“We’re trying say [the extreme right’s] narrative isn’t the only narrative related to faith,” Washington-Leapheart told the Texas Observer. “Women seeking an abortion are largely women of faith. They’re not having an abortion in spite of their faith, it’s in many ways informing the decision they make. … They have a God-given right to make decisions about their life.”
A group of liberal clergy gathered at a Fort Worth, Texas abortion clinic to “bless” its staff and patients, sing “Hallelujah,” and support abortion as a woman’s “God-given right.”
The Texas Observer reported liberal clergy organized by the Religious Institute gathered last Thursday, November 9, to pray for God’s blessings over the abortion clinic and counter the narrative “Anti-abortion advocacy is often inextricably tied to religion.”
The pro-abortion prayer event was organized by Kentina Washington-Leapheart, a minister who earned her Master of Divinity degree from the United Methodist-affiliated Garrett-Evangelical Theological Seminary and director of programs for reproductive justice and sexuality education at the Religious Institute.
“We’re trying say [the extreme right’s] narrative isn’t the only narrative related to faith,” Washington-Leapheart told the Texas Observer. “Women seeking an abortion are largely women of faith.
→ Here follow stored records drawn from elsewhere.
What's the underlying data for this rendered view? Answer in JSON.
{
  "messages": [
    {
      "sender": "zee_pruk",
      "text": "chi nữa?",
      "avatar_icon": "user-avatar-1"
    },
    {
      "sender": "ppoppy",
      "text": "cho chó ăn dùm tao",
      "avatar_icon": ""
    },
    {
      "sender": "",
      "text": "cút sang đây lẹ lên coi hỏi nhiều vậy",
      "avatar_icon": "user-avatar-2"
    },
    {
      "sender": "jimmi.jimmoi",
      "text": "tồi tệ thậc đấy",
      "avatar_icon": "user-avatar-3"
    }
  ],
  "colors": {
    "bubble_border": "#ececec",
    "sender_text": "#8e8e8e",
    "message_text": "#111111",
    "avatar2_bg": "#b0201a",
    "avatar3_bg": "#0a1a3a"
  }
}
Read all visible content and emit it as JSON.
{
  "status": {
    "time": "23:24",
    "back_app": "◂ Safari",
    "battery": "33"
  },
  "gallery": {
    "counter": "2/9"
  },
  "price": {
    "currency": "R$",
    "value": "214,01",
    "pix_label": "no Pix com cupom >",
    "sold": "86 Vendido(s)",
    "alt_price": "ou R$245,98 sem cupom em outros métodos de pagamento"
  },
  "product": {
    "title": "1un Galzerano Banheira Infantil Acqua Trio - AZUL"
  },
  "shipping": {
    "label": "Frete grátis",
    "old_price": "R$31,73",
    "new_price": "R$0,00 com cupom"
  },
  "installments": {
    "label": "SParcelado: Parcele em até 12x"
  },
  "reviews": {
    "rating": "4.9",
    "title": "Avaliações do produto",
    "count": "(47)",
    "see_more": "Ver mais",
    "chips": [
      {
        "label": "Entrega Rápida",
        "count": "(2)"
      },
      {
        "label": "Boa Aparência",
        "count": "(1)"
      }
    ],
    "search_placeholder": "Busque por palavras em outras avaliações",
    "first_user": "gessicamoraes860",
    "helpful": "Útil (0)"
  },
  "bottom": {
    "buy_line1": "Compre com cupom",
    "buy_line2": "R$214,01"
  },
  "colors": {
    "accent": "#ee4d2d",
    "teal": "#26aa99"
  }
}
They’re not having an abortion in spite of their faith, it’s in many ways informing the decision they make. … They have a God-given right to make decisions about their life.”
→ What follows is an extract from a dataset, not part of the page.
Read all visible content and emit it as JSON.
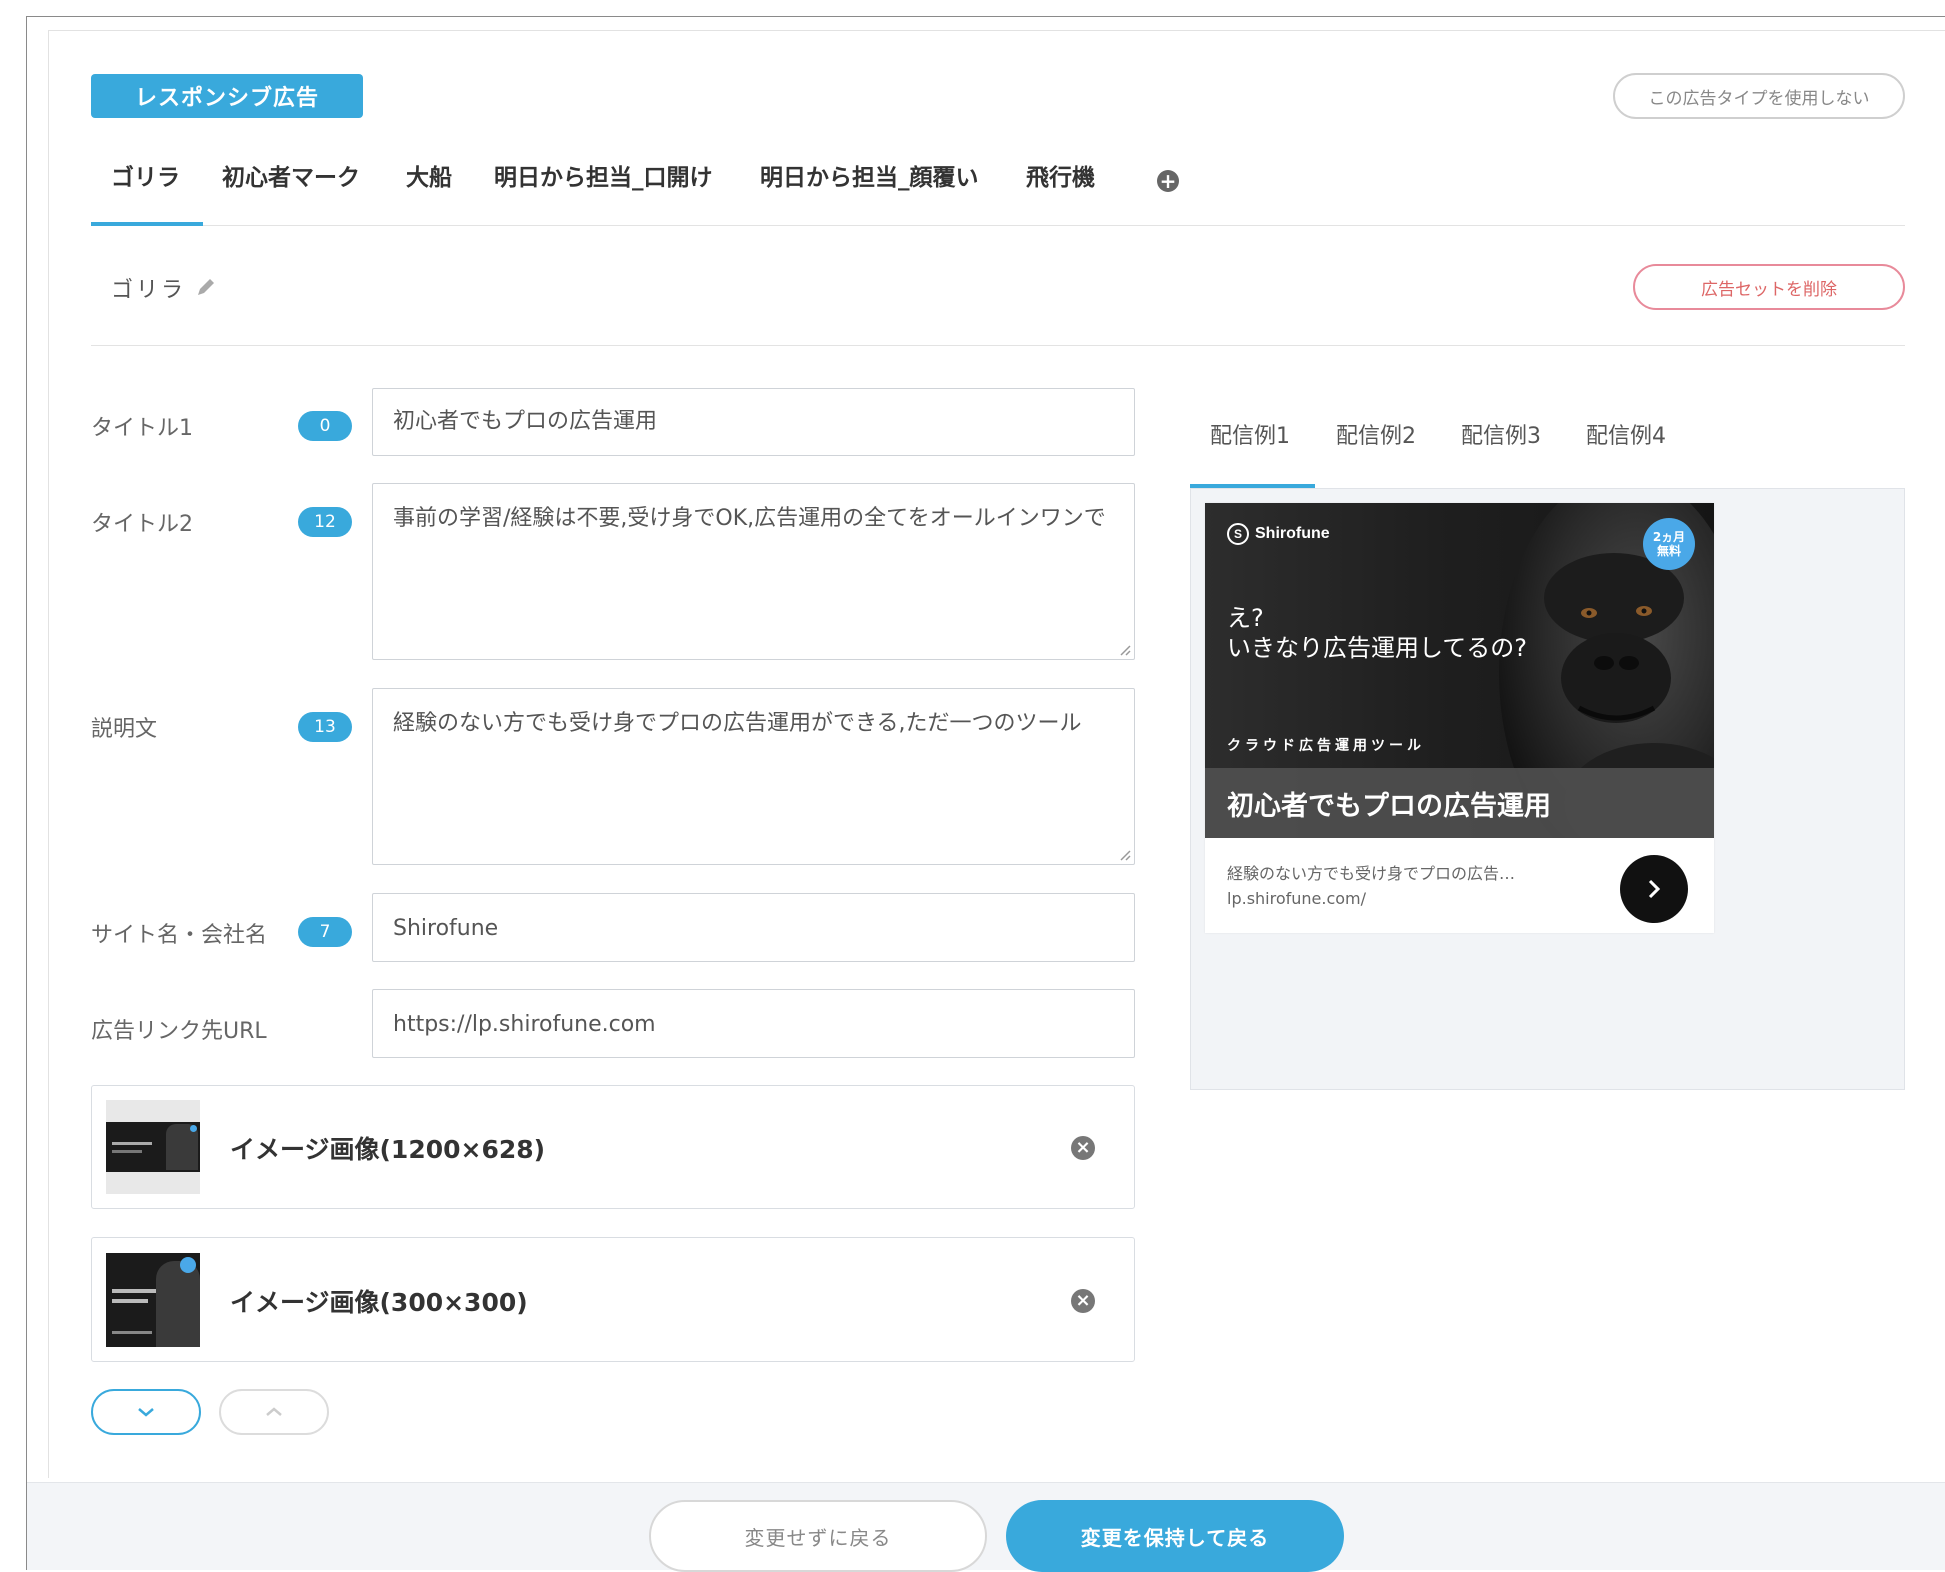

The Religious Institute is a Connecticut-based interfaith advocacy group co-founded by Unitarian Universalist Minister and sexologist Debra Haffner. The organization’s stated purpose is to advocate for “sexual health, education, and justice in faith communities and society.” The organization touts some 8,500 participating religious leaders from over 70 faith traditions.
The Religious Institute’s website provides clergy with “Scriptural reflections, sermon starters, and exegesis” that supposedly certify abortion and unorthodox Christian sexual ethics as reconciled by God. A quick search of “reproductive justice” issues in the website’s Revised Common Lectionary-Year B database revealed 28 Scripture verses purportedly affirming abortion as a “God-given right.”
For example, liberal clergy hoping to advance unrestricted abortion-on-demand on All Saints Day are offered a rather far-reaching exegesis for scriptures assigned that day in the lectionary: Isaiah 25:6-9, Psalm 24, Revelation 21:1-6, and John 11:32-44. Below is the accompanying “sermon starter”:
The readings for All Saints Day may be focused on the promise of the life to come, but they contain many resonances that hint at a better realm that can exist in the here and now. Isaiah describes an extravagant banquet on a mountain that ends the despair of “all peoples.” The psalm proclaims that “the earth’s is the Lord’s and all that is in it.” Revelation imagines a great city in which every tear will be wiped away and “mourning and crying and pain will be no more.” In the reading from John, Jesus raises Lazarus from the dead and tells the crowd to “unbind him and let him go.” Just as Lazarus is raised and released in this earthly life, so too are the expansive visions in Isaiah and Revelation not otherworldly visions for a future reality but instead an encouragement to build flourishing societies now. The preacher on this day could show how one of the ways in which these societies could be built is by ensuring reproductive justice for all.